Пока я думал об этом, больница осталась уже позади, и я снова приближался к реке; чтобы передохнуть, я постоял на Вестминстерском мосту, услаждая свой бесприютный взор зрелищем стен Британского парламента; мне известно, какое это изумительное, бесподобное учреждение, и я не сомневаюсь в том, что оно составляет предмет восхищения всех соседних народов и пребудет славным в веках, но мне все же кажется, что его не мешает немного подхлестывать, дабы оно получше работало.
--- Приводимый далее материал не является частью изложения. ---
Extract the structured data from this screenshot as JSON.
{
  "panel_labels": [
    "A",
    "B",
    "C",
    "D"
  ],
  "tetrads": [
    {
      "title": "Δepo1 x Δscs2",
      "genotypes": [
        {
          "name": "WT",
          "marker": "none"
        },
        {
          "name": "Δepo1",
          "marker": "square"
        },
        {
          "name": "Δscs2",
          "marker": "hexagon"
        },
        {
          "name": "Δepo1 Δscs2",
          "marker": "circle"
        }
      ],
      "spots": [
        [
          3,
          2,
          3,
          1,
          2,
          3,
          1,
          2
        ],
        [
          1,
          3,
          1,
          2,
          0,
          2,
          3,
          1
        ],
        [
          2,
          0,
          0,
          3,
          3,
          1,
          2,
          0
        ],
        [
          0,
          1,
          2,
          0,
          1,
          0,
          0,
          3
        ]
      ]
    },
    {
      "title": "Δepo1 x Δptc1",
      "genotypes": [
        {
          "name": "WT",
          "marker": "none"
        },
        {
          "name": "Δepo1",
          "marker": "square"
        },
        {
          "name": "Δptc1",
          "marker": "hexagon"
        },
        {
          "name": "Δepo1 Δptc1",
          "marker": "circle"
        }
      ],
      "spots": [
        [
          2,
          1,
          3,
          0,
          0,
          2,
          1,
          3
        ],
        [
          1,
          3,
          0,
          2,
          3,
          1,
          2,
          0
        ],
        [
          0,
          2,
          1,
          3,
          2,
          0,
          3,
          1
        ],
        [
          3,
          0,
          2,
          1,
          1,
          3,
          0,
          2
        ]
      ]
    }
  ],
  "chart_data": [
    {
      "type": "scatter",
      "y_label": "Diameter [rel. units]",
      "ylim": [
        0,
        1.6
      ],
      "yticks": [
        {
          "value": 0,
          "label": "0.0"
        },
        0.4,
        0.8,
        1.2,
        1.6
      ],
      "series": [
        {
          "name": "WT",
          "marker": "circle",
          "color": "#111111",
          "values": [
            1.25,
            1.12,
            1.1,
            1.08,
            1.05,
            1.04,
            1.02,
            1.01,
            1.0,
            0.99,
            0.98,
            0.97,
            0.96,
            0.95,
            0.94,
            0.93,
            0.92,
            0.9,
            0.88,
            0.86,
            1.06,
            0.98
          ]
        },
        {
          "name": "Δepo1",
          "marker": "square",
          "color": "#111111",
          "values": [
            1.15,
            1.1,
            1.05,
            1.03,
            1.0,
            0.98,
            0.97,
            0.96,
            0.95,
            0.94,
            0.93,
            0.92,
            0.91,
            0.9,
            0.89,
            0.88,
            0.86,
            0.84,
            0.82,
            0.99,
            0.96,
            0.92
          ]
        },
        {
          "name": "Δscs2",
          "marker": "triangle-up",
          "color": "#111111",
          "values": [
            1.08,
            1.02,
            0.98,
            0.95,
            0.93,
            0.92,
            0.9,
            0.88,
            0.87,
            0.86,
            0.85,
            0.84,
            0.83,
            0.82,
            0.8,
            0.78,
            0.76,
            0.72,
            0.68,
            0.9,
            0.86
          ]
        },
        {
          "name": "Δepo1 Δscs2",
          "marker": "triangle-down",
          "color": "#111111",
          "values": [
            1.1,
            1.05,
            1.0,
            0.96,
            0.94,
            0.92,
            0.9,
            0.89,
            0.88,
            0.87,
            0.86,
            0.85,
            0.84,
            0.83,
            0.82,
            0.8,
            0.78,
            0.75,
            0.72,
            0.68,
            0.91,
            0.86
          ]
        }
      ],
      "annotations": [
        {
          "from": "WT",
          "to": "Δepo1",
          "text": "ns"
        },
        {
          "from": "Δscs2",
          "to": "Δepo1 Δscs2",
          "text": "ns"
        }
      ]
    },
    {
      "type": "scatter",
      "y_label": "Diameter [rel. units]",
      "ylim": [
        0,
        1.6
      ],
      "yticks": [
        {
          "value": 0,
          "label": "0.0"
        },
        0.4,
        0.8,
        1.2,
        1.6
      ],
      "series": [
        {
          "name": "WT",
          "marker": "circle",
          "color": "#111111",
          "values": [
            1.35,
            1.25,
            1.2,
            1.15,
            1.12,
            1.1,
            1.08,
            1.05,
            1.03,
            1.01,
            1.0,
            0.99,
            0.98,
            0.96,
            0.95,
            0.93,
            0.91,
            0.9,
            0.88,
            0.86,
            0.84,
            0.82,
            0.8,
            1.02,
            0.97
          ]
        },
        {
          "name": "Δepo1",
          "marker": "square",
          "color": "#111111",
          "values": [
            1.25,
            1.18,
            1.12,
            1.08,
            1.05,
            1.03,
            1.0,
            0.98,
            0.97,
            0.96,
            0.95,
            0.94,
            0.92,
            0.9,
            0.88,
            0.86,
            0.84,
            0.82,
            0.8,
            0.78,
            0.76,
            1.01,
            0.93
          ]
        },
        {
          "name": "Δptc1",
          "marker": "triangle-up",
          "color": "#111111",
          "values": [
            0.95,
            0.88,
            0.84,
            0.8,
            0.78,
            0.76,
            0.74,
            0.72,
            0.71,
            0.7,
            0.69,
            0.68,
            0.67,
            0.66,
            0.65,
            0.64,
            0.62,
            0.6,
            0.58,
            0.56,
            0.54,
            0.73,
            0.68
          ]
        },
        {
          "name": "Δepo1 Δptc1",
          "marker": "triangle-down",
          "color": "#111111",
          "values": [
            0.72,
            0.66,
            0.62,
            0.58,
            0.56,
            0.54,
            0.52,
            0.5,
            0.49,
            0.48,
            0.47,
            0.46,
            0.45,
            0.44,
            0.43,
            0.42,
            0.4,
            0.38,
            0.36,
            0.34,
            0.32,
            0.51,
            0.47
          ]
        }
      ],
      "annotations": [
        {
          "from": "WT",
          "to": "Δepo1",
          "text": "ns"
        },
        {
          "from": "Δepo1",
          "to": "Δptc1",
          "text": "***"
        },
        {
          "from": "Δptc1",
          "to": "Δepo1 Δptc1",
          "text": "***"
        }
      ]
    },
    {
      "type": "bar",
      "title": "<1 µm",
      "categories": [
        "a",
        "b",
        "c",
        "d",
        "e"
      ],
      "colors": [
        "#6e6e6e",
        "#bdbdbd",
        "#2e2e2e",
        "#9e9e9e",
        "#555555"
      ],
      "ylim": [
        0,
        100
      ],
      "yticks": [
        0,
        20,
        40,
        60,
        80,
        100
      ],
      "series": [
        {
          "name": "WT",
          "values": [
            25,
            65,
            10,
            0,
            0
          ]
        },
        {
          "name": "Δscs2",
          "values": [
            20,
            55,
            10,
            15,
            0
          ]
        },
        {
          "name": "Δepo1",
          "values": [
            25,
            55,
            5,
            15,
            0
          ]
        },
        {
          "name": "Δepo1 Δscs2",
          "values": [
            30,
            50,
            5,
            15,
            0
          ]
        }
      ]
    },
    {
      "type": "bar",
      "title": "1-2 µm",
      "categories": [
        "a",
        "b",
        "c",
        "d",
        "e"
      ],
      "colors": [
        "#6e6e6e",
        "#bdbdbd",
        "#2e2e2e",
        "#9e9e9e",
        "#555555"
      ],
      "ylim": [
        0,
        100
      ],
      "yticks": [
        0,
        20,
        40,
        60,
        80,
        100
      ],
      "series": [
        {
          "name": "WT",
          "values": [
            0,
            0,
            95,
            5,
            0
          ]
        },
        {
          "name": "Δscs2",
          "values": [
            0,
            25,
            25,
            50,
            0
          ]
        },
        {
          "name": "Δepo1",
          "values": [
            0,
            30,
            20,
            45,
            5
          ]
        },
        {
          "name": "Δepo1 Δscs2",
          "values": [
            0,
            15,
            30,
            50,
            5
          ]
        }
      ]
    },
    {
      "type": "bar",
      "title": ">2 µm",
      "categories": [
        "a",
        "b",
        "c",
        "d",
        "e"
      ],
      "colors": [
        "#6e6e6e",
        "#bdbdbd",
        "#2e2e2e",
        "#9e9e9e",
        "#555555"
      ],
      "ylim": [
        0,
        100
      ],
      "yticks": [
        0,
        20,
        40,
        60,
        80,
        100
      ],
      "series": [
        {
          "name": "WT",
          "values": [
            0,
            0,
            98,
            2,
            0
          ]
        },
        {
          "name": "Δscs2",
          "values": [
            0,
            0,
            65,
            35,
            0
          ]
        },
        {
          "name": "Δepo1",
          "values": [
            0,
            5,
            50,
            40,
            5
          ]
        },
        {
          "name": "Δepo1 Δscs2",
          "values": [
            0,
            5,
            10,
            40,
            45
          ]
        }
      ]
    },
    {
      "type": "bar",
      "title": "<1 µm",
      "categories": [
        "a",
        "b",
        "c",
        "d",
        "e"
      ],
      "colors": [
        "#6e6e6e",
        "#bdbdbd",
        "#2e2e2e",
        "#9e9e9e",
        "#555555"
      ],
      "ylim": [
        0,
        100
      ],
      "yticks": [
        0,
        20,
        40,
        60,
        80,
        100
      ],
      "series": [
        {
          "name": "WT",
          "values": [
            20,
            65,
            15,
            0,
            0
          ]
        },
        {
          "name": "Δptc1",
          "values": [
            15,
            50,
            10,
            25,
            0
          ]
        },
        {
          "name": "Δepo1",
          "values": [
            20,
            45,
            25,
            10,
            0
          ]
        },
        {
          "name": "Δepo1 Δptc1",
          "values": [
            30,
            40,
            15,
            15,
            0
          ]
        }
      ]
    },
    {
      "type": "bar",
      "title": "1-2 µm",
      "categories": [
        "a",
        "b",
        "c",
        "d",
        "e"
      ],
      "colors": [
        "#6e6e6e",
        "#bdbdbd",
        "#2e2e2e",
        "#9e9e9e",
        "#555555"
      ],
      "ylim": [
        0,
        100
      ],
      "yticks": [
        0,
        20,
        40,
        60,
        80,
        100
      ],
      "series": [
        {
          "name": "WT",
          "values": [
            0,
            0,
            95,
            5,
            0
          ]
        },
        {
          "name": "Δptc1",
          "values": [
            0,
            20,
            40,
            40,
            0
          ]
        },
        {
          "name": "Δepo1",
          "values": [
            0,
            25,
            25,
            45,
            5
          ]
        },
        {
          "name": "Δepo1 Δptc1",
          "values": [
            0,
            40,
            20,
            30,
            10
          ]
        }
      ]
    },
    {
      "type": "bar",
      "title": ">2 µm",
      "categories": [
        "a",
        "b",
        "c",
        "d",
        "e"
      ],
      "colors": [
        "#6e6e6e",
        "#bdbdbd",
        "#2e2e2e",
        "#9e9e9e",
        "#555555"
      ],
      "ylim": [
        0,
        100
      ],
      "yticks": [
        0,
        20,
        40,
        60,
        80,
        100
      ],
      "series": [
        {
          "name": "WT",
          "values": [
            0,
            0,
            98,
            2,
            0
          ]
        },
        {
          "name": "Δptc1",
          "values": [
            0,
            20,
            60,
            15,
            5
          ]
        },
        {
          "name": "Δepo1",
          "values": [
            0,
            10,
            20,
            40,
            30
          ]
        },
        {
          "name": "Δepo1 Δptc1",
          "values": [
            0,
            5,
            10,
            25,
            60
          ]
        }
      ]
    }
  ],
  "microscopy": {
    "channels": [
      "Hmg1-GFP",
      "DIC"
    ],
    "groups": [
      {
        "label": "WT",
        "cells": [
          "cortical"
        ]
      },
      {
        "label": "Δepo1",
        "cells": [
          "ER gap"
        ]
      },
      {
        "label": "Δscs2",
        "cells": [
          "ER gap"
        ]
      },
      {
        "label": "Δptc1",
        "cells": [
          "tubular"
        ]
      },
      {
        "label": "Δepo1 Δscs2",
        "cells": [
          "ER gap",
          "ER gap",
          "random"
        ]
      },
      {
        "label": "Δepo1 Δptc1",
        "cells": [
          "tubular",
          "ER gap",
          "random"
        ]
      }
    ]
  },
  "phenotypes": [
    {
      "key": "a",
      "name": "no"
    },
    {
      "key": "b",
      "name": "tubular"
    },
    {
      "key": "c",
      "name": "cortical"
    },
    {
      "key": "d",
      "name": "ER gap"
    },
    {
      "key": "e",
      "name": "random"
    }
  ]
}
Завернув в Олд-Пелас-Ярд, я пробыл четверть часа около судейских палат, которые тихо нашептывали мне, сколько людей из-за них не ведает сна и как неспокойны и тягостны предрассветные часы для несчастных просителей. Вестминстерское аббатство составило мне хорошую мрачную компанию на следующие четверть часа; я представил себе удивительную процессию погребенных в нем мертвецов, выступавшую меж темных колонн и сводов, — причем каждое столетие больше дивилось тому, которое шло за ним, нежели всем тем, которые прошли до него. Право же, во время этих ночных скитаний, заводивших меня даже на кладбища, где сторожа в определенные часы обходят могилы и поворачивают стрелку контрольных часов, которые отметят, когда их коснулись, я с благоговением думал о бесчисленных сонмах мертвецов, принадлежащих одному-единственному старому городу, и о том, что, восстань они ото сна, они заполнили бы собой все улицы, и негде было бы иголке упасть, не то что пройти живому человеку. Мало того, полчища мертвых захлестнули бы окрестные холмы и долины и протянулись дальше бог знает куда.

 

Когда в ночной тиши до слуха бездомного доносятся удары церковных часов, он может нечаянно обрадоваться им как собеседникам. Но по мере того как волны звука — в такую пору они ощущаются очень ясно — широкими кругами уходят все дальше и дальше в мировой пространство (как объяснял нам философ), начинаешь понимать, что ошибся, и чувство одиночества становится еще сильнее. Однажды — это было после того, как я оставил Аббатство и обратил лицо свое к северу, — я подошел к широким ступеням церкви св. Мартина в ту минуту, когда часы били три. Вдруг у меня из-под ног поднялось человеческое существо (которого я не заметил и в следующий момент непременно бы на него наступил) и в ответ на удары колокола испустило такой крик одиночества и бесприютности, какого я никогда дотоле не слышал.